Prasad also found that the heightened competition in the National Science Bowl contributed to a sense of nervousness within the team.

“We were definitely very nervous at the beginning of the competition. We definitely made some mistakes as a result of being nervous. As the competition went on, we relaxed into it and start getting better and better,” Prasad said. “I realized that it’s okay if we lose we’re still here for the fun. As long as I enjoy it, I will do well. That’s the philosophy I used in double elimination, and I guess it paid off.”

Despite the competition, the team placed second in the National Science Bowl, receiving $1,500, a team trip to Alaska, and valuable experiences for future endeavors.

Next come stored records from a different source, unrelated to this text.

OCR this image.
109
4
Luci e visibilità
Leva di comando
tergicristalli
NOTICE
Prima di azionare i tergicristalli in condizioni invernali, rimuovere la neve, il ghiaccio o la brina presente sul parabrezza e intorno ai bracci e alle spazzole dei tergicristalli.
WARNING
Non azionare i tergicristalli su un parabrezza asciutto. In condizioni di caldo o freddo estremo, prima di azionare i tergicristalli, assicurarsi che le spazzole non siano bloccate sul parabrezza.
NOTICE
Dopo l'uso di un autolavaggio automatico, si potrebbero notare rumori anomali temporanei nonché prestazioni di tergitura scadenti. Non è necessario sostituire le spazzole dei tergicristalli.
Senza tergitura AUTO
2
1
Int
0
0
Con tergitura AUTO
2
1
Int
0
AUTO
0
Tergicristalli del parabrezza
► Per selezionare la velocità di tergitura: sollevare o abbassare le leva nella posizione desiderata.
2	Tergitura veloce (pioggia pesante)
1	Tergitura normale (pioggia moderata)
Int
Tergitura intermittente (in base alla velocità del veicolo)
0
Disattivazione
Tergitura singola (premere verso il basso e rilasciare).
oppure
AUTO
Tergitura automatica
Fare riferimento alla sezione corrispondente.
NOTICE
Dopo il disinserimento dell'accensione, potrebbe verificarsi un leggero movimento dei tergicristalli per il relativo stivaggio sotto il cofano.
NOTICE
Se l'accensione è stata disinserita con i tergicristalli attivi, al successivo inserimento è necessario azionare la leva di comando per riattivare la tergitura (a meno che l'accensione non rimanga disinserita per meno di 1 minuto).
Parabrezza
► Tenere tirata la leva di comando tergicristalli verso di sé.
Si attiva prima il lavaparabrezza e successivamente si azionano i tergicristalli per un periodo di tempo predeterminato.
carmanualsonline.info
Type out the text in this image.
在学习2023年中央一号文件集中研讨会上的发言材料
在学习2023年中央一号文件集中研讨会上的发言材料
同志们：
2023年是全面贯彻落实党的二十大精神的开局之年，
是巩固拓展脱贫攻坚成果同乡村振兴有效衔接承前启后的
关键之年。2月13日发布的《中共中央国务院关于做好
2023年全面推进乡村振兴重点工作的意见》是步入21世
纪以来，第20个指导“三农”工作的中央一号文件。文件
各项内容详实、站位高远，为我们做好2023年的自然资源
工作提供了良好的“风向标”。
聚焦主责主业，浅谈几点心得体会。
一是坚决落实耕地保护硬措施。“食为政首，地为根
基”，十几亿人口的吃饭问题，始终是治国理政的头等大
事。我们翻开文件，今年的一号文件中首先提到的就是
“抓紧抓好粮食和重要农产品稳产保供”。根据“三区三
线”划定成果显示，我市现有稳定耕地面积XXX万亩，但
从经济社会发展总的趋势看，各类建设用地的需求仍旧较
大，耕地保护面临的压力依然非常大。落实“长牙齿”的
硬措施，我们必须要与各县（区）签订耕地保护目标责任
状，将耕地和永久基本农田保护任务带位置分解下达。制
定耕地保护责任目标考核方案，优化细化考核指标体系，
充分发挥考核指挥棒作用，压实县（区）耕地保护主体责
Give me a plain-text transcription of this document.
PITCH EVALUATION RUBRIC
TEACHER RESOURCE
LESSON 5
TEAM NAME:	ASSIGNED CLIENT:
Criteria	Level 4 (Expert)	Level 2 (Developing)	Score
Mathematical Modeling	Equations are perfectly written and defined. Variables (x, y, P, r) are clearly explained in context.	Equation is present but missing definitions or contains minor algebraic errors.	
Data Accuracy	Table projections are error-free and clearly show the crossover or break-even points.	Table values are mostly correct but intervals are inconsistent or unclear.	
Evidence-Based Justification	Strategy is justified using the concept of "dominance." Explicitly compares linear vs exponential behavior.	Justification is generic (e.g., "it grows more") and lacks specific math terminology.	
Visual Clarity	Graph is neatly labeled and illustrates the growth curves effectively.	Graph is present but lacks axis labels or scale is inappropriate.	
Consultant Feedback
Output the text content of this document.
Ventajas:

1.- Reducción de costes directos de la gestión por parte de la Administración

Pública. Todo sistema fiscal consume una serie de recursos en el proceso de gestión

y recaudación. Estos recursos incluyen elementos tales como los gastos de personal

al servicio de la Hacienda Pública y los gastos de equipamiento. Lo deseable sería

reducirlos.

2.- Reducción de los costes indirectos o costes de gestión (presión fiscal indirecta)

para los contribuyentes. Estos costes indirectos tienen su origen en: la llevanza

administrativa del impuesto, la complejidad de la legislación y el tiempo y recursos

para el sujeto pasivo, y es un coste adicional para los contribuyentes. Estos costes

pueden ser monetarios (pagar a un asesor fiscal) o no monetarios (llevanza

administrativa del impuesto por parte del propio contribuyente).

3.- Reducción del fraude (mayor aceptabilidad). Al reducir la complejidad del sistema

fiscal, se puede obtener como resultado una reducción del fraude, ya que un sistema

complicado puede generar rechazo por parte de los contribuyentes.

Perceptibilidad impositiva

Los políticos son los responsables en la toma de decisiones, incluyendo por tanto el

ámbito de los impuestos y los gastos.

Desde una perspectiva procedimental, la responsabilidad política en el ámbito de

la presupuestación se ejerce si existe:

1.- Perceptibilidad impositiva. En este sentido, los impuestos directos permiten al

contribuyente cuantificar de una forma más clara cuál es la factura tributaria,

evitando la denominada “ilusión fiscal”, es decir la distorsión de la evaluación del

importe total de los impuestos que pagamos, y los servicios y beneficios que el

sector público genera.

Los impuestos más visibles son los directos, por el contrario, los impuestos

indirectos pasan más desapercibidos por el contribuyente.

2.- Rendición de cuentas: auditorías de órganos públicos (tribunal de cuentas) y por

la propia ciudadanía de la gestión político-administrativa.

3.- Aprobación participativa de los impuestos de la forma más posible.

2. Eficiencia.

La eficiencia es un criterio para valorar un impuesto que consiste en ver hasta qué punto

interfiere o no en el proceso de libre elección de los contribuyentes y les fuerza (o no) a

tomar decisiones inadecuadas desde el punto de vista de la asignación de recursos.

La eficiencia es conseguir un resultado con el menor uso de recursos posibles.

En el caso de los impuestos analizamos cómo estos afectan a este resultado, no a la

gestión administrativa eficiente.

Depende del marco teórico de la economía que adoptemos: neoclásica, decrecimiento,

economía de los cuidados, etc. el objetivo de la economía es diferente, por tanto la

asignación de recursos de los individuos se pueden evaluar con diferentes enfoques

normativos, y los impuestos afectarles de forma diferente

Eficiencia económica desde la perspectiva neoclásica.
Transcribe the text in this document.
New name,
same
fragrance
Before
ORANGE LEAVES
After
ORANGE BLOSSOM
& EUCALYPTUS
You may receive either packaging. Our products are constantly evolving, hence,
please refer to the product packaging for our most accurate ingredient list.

“This money goes to the school’s science departments. We plan to use it to sponsor more public STEM events in our community and to encourage younger students to participate in STEM fields,” Wang said. “Unlike most other academic competitions, Science Bowl has no individual awards, and only team score matters. In this sense, it is a great activity for developing team spirit. Every member of our team is an all-star in their respective discipline, whether it may be Biology, Chemistry or Physics. Despite this, during practices and competition nobody tried to be a hero and we always supported each other when someone made a mistake. This year’s difficult competition at Nationals taught us one more time the importance of not giving up. I feel that teamwork and being able to adjust in the face of setbacks are the most important lessons I gained from Science Bowl.”